HIS FINEST season was the 1935/36 campaign, when he outshone even Dean’s scoring exploits and finished Everton’s top league goalscorer with 23. Twice he scored four goals in a single match. ‘The game between Everton and Stoke City at Goodison Road was a complete triumph for Cunliffe, the Everton inside left, who scored four of the five goals against the one obtained by the Potters,’ recorded the Daily Post in November 1935. ‘He was in brilliant form, apart from his goals, for he tripped along with the ball at toe to make clever passes, so that the line moved along smoothly and well.

‘It was, of course, as a goal scorer that he made his big hit, for each of his goals was a magnificent effort, particularly his third, for it was practically a self-made point from start to finish. He beat a number of Stoke defenders before finally coaxing Lewis out of goal and then turning the ball right away and out of reach of the Stoke custodian. I have never seen Cunliffe so sure with his shooting.’ Cunliffe’s form that season elevated him to the England team and he won his solitary cap against Belgium in Brussels. But the Everton team to which he contributed so much were in transition, stuck in a limbo between the eras of Dean and Lawton – the latter even briefly supplanting him as inside right. Everton finished the 1936/37 season (the last full campaign with Dean) 15th and the next (the first one with Lawton) just one place better.

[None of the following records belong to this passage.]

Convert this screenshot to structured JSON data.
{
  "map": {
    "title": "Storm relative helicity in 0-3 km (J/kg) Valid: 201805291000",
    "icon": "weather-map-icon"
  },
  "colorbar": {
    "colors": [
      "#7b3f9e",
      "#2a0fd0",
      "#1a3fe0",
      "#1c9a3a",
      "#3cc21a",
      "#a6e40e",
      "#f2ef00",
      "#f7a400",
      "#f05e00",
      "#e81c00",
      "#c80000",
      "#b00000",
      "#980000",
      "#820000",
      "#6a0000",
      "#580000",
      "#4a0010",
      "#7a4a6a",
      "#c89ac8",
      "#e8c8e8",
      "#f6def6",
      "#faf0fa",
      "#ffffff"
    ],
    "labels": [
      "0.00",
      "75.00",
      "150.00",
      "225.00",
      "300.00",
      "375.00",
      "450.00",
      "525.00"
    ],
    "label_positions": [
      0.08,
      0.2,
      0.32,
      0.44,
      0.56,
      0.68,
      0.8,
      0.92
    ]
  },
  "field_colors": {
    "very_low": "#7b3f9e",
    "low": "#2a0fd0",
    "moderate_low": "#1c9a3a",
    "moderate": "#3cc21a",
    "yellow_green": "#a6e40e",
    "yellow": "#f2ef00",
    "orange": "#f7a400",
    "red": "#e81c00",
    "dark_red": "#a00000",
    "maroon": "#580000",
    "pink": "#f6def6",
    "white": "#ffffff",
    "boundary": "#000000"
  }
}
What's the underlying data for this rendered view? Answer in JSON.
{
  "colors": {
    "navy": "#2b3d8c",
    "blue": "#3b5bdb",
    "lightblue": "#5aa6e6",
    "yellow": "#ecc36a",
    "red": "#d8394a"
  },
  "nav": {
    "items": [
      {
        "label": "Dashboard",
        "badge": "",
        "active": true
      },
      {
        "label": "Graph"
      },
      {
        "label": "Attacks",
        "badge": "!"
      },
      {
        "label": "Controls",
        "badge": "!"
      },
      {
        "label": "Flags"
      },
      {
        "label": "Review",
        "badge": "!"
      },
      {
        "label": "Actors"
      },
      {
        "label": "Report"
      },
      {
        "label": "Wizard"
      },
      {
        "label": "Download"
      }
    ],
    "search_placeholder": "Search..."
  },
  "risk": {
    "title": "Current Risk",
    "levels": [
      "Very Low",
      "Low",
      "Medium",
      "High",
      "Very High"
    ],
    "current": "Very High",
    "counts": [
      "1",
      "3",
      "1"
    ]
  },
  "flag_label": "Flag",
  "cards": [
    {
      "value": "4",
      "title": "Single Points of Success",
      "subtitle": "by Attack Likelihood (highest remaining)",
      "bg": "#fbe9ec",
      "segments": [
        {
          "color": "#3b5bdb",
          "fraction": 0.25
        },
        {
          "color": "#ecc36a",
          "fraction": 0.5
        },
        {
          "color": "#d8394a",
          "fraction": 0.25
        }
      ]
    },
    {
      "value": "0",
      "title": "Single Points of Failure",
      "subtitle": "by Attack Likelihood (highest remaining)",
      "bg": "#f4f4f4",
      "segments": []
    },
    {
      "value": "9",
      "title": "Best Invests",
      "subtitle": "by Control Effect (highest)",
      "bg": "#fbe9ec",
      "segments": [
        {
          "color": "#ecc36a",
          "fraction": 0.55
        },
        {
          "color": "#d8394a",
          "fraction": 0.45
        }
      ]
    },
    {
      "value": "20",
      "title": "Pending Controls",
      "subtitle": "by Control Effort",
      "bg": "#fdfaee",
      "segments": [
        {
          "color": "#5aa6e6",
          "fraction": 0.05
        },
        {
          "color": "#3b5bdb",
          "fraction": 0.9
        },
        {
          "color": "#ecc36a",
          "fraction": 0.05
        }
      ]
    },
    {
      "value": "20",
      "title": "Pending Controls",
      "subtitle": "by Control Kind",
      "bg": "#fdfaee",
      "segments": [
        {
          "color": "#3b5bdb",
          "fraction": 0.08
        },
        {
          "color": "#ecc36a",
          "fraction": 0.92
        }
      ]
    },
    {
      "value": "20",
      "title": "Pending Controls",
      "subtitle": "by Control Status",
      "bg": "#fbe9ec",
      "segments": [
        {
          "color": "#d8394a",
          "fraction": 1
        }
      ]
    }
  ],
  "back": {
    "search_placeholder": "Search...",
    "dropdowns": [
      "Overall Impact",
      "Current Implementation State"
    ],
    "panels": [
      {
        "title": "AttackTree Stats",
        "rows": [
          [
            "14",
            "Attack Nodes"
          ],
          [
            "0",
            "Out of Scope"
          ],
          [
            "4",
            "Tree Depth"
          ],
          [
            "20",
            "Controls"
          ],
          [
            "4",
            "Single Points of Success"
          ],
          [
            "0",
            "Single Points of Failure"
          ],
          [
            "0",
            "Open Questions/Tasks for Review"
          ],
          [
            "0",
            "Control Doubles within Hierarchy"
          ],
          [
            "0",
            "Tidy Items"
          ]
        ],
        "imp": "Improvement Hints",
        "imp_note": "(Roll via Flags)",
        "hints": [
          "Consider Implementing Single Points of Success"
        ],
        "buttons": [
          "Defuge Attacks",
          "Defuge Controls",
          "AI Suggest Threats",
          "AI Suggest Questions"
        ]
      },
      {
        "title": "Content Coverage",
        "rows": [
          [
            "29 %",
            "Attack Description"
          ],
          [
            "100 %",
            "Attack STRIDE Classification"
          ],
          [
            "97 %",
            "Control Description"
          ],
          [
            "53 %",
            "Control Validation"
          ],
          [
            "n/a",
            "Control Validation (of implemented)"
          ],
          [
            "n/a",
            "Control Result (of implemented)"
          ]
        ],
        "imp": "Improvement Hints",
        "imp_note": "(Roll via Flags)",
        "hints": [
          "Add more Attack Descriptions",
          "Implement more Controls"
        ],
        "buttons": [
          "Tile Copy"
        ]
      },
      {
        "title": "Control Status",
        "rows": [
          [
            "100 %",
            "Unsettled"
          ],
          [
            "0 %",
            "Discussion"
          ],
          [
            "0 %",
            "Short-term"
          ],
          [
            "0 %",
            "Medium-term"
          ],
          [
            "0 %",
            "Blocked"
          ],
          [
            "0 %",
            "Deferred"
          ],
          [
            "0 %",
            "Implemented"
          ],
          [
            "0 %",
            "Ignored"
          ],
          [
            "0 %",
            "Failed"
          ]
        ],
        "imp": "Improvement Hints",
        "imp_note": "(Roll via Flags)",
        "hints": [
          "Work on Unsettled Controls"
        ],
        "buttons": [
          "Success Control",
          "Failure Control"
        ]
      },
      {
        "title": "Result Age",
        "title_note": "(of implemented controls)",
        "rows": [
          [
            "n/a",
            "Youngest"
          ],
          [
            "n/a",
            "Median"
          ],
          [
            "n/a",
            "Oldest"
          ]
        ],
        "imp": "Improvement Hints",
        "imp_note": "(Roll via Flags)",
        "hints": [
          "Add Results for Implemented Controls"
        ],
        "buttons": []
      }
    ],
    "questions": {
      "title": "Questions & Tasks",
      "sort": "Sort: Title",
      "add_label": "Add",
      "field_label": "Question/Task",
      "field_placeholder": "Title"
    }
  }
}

CUNLIFFE had been a regular throughout these years, but when the 1938/39 season dawned he suddenly found himself out of favour, with Stan Bentham preferred in his place. He made just seven appearances that year, which was deemed too few to warrant a League Championship winners’ medal.

An accomplished crown bowler and a dressing room joker who was described by Joe Mercer as ‘the quickest thing on two feet’, Cunliffe was a popular figure at Goodison. After the interruption of the war, he was allowed to leave Everton and he played out his career with Rochdale.